- Born: December 1, 1938
- Died: June 18, 1968 (aged 29) Alaska, U.S.
- Other name: Jacob Lauri Arthur Poroo
- Occupation: Coast Guardsman
- Known for: namesake of a USCG cutter

= Jacob Poroo =

Jacob Poroo (December 1, 1938 – June 18, 1968) was a hospital corpsman for the United States Coast Guard who died of burns suffered when fire struck the remote Alaskan base he was assigned to.

On 2 June 1968, the recreation hall of the Loran-C station at Adak, Alaska, started to burn. After Poroo and other men escaped from the burning building, he re-entered it when he thought he heard cries for help. After he had been terribly burned, a head count determined that no one was missing. A Coast Guard account of the event records that, even though he was horribly burned himself, Poroo guided uninjured men in how to properly care for those who had been burned.

Poroo died on June 18, 1968.

==Legacy==

A posthumous Coast Guard Medal was awarded to Poroo.

In 2015 the Coast Guard announced that Jacob Poroo would be the namesake of the 25th cutter, USCGC Jacob L. A. Poroo. She was built in Lockport, Louisiana, at the Bollinger shipyards, and delivered to the Coast Guard on September 5, 2017. After completing her sea trials, the cutter was commissioned in December 2017.

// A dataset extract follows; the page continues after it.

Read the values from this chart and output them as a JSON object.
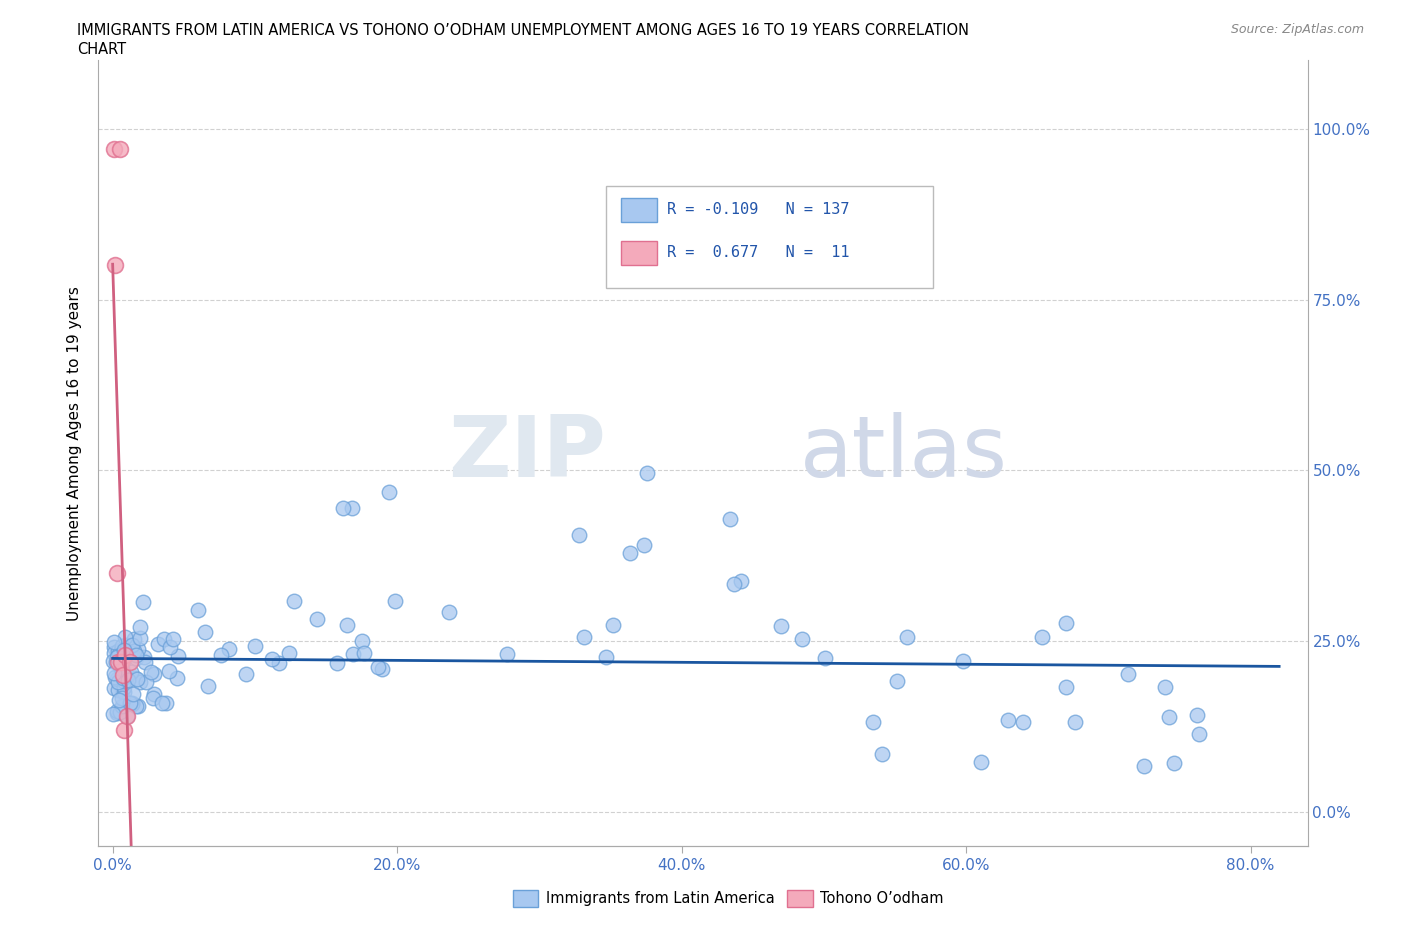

===Coast Guard Medal citation===

The President of the United States of America takes pride in presenting the Coast Guard Medal (Posthumously) to Hospital Corpsman First Class Jacob Lauri Arthur Poroo, United States Coast Guard, for heroism on the morning of June 2, 1968 when he entered a burning cabin to attempt a rescue on Adak Island, Adak, Alaska. When fire erupted about 3:30 a.m. engulfing the doorway of the old recreation building, Petty Officer Poroo, together with seven other men, successfully escaped. Hearing shouting and believing it to be a cry for help form a trapped companion, he unhesitatingly re-entered the flaming cabin to render assistance with complete disregard for his own safety. Petty Officer Poroo received second and third degree burns over 75 percent of his body before he finally left the burning building, assured that his companions were safe. He then calmly gave sound medical advice to his injured companions until help arrived. Petty Officer Poroo later succumbed to his injuries. His outstanding courage, intrepidity, and unselfish actions were in keeping with the highest traditions of the United States Coast Guard.